In connection with the proposed merger, FirstEnergy will file with the SEC a Registration Statement on Form S-4 that will include a joint proxy statement of FirstEnergy and Allegheny that also constitutes a prospectus of FirstEnergy. FirstEnergy and Allegheny will mail the joint proxy statement/prospectus to their respective shareholders. FirstEnergy and Allegheny urge investors and shareholders to read the joint proxy statement/prospectus regarding the proposed merger when it becomes available, as well as other documents filed with the SEC, because they will contain important information. You may obtain copies of all documents filed with the SEC regarding this transaction, free of charge, at the SEC’s website (www.sec.gov). You may also obtain these documents, free of charge, from FirstEnergy’s website (www.firstenergycorp.com) under the tab “Investors” and then under the heading “Financial Information” and then under the item “SEC Filings.” You may also obtain these documents, free of charge, from Allegheny’s website (www.alleghenyenergy.com) under the tab “Investors” and then under the heading “SEC Filings.”

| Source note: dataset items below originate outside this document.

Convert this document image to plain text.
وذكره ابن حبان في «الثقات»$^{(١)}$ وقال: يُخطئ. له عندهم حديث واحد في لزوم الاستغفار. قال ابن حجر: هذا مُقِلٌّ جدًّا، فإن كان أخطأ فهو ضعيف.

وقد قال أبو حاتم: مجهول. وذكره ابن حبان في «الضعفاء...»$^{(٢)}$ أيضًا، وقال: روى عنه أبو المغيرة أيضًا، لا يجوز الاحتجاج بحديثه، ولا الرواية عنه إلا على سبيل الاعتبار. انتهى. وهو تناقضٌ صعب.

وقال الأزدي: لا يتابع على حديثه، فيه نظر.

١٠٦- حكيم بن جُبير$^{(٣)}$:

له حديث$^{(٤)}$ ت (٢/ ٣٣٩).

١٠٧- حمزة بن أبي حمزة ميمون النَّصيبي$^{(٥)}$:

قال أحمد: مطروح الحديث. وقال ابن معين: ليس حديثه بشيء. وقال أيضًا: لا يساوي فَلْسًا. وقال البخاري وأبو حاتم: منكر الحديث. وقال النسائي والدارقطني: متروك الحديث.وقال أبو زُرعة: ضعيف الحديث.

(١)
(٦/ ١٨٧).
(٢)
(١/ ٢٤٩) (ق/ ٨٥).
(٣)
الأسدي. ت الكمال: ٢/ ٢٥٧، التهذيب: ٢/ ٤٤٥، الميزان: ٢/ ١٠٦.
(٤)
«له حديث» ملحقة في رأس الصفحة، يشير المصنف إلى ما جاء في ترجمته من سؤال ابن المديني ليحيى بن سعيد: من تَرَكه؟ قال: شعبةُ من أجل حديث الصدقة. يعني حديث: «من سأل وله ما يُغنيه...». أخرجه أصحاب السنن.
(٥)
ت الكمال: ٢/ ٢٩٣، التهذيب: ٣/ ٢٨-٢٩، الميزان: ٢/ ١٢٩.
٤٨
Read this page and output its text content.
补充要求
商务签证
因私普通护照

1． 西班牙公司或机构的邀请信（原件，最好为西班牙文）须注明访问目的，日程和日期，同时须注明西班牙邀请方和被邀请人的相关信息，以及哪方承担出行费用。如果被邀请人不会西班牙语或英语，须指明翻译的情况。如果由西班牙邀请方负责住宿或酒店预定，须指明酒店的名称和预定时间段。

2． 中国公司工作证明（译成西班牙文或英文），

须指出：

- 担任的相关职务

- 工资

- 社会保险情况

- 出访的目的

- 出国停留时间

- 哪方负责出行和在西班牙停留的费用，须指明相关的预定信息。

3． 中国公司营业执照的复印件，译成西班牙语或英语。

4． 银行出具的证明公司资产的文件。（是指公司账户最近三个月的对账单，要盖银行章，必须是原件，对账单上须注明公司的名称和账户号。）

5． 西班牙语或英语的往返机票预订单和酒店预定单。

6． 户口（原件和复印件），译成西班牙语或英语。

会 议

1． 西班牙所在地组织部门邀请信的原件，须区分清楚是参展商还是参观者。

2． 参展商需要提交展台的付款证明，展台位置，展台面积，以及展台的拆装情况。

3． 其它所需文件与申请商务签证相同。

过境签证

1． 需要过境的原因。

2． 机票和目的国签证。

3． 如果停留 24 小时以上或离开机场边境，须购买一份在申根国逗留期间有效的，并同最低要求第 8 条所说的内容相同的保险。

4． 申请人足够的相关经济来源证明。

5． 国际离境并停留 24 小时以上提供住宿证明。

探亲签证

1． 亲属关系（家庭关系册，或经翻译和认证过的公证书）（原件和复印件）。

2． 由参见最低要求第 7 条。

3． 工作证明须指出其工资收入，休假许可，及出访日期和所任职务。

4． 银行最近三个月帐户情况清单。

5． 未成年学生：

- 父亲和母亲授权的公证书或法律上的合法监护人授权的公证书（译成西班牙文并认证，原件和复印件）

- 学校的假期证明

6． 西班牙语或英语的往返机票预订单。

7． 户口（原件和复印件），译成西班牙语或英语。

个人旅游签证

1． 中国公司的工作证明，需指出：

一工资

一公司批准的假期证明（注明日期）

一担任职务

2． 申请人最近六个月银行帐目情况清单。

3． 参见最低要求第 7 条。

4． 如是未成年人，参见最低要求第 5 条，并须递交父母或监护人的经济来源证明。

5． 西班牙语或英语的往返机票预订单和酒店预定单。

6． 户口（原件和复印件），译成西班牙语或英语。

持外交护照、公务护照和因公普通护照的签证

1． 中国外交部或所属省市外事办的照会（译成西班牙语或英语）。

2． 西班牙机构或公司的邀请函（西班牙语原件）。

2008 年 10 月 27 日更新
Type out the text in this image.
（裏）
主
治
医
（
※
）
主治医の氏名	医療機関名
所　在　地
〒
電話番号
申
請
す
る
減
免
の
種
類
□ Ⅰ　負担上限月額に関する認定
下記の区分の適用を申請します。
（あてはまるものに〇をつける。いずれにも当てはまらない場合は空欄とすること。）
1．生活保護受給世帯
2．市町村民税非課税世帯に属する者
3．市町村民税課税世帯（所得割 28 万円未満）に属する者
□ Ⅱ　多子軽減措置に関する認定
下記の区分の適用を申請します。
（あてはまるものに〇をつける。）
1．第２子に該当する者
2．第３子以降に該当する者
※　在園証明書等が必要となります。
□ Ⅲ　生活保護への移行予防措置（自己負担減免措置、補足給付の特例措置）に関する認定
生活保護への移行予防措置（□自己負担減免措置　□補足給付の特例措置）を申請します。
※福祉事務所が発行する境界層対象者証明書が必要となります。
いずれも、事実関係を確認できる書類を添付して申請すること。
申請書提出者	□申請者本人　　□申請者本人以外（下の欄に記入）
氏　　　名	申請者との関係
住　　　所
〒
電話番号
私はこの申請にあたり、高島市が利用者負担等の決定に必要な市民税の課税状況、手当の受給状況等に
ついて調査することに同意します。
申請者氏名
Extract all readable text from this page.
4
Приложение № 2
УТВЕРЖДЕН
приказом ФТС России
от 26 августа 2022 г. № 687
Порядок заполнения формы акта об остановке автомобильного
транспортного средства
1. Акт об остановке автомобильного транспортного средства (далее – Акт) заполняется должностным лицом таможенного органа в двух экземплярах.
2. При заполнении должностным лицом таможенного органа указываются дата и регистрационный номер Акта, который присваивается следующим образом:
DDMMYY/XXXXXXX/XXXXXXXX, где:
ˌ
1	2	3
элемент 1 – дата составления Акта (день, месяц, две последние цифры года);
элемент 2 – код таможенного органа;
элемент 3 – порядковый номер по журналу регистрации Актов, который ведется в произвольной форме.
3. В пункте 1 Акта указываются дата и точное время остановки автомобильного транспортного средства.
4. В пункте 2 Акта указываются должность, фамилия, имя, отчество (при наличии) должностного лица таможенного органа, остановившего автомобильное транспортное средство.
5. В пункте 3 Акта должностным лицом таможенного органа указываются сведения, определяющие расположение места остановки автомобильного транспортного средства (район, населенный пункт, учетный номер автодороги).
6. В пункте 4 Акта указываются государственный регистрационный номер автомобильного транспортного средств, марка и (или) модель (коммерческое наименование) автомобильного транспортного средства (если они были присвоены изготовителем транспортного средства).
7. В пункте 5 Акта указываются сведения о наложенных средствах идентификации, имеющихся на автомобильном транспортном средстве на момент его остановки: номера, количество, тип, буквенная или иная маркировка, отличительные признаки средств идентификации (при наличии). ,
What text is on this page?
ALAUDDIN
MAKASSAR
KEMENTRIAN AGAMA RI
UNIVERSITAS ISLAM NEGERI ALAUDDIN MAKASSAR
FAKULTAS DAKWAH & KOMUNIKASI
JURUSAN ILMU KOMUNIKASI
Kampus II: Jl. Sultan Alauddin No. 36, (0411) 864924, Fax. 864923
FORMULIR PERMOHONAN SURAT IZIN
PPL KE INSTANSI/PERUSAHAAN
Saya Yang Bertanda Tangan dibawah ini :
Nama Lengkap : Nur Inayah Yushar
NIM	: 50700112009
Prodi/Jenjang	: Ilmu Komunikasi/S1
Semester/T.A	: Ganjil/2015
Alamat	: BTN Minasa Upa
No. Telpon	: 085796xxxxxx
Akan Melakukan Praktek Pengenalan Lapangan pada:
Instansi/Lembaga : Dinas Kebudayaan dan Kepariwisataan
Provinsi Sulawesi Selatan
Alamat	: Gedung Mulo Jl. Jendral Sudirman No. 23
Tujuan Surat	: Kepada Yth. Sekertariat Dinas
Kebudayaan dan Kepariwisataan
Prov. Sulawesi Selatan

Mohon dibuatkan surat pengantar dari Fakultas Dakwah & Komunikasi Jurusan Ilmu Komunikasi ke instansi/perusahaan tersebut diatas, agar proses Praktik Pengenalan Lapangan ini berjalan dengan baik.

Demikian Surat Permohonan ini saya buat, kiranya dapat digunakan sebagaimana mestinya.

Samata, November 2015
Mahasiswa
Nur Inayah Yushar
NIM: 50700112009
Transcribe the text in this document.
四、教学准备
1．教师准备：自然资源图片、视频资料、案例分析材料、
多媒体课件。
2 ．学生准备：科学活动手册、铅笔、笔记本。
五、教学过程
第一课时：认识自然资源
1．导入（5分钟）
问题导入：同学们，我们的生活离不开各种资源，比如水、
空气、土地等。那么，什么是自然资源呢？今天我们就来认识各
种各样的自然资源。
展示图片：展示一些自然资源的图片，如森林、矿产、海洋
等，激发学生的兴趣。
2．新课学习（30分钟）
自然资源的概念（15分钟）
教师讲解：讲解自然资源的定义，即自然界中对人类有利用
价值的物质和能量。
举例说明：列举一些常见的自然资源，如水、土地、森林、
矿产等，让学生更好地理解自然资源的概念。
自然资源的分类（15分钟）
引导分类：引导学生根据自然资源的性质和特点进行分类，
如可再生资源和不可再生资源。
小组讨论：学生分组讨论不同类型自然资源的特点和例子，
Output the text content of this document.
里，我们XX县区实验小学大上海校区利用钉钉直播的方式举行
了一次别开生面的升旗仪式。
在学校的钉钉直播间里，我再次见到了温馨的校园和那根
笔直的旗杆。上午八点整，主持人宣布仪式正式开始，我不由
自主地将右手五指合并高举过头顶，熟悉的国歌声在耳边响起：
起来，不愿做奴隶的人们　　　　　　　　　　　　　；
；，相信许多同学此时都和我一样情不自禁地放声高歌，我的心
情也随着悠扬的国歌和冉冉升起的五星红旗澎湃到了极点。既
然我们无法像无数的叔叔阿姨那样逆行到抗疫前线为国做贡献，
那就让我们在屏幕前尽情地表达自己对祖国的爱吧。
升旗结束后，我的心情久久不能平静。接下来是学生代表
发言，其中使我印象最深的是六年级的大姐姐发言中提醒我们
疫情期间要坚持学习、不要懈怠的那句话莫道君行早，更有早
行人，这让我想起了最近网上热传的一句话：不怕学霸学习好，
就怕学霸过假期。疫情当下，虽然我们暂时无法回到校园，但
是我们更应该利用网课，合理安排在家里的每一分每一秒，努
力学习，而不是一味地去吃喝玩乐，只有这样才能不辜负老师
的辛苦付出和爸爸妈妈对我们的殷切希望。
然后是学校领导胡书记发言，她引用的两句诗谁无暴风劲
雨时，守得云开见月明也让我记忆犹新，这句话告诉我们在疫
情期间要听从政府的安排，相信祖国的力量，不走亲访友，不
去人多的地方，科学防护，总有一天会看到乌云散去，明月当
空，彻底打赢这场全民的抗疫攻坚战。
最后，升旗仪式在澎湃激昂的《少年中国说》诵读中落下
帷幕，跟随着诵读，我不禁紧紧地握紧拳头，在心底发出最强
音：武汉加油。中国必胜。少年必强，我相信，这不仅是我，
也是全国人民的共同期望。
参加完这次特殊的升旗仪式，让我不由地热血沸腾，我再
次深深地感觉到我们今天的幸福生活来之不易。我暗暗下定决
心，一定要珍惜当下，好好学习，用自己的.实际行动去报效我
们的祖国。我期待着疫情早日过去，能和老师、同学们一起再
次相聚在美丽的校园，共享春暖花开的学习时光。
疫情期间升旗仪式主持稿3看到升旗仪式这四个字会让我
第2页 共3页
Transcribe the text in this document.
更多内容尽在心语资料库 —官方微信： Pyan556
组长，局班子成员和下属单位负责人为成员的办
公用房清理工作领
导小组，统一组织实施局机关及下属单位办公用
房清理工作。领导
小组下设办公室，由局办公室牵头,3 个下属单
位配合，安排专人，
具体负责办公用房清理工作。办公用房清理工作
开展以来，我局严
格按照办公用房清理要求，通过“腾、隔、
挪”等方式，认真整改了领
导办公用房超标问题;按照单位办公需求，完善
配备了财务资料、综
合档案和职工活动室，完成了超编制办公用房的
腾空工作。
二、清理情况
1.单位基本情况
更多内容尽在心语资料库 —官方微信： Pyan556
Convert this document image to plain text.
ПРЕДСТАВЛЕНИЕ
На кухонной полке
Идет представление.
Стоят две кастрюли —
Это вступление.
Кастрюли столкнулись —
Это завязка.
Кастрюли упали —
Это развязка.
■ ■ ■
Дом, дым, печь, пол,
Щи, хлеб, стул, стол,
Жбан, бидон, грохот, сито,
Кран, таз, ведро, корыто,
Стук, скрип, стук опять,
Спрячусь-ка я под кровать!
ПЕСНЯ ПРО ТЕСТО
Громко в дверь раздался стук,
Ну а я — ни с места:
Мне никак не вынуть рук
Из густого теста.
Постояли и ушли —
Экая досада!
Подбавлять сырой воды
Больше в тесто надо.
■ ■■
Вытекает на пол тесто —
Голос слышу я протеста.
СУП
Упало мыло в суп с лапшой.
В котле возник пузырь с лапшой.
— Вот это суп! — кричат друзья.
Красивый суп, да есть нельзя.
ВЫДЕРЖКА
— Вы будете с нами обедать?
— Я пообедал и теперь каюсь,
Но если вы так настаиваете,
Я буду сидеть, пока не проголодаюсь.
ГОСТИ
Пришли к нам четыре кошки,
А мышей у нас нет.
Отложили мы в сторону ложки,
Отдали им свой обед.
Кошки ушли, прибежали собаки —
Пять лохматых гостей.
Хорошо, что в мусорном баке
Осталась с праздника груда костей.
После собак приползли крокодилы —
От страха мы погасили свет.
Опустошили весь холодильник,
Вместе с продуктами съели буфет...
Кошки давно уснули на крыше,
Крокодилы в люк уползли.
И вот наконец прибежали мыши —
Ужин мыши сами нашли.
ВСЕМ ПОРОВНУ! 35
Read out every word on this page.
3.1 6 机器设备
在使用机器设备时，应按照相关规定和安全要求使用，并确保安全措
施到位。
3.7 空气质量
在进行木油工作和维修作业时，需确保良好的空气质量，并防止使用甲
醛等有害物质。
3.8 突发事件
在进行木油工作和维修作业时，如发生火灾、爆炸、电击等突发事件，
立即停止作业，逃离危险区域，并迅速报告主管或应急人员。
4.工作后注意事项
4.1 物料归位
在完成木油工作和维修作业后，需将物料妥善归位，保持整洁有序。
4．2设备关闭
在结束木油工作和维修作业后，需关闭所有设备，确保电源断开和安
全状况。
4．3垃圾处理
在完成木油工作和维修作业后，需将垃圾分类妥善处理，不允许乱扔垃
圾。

FirstEnergy, Allegheny and their respective directors, executive officers and certain other members of management and employees may be soliciting proxies from FirstEnergy and Allegheny shareholders in favor of the merger and related matters. Information regarding the persons who may, under the rules of the SEC, be deemed participants in the solicitation of FirstEnergy and Allegheny security holders in connection with the proposed merger will be set forth in the joint proxy statement/prospectus when it is filed with the SEC. You can find information about FirstEnergy’s executive officers and directors in its definitive proxy statement filed with the SEC on April 1, 2009. You can find information about Allegheny’s executive officers and directors in its definitive proxy statement filed with the SEC on March 20, 2009. Additional information about FirstEnergy’s executive officers and directors and Allegheny’s executive officers and directors can be found in the above-referenced Registration Statement on Form S-4 when it becomes available. You can obtain free copies of these documents from FirstEnergy and Allegheny using the website information above.

 

Item 8.01 Other Events.

On February 11, 2010, FirstEnergy and Allegheny issued a joint press release announcing the execution of the Merger Agreement. A copy of the joint press release is attached hereto as Exhibit 99.1 and is incorporated by reference herein.

 

Item 9.01 Financial Statements and Exhibits.

(d) Exhibits

 

Exhibit

No.

 

Description

  2.1   Agreement and Plan of Merger, dated as of February 10, 2010, by and among FirstEnergy Corp., Element Merger Sub, Inc. and Allegheny Energy, Inc.
99.1   Joint press release dated February 11, 2010


SIGNATURE

Pursuant to the requirements of the Securities Exchange Act of 1934, the Registrant has duly caused this report to be signed on its behalf by the undersigned thereunto authorized.

February 11, 2010

 

FIRSTENERGY CORP.
Registrant

By:

 

/s/    HARVEY L. WAGNER        

Name:

  Harvey L. Wagner

Title:

 

Vice President, Controller and

Chief Accounting Officer


Exhibit Index

 

Exhibit
No.

 

Description

  2.1   Agreement and Plan of Merger, dated as of February 10, 2010, by and among FirstEnergy Corp., Element Merger Sub, Inc. and Allegheny Energy, Inc.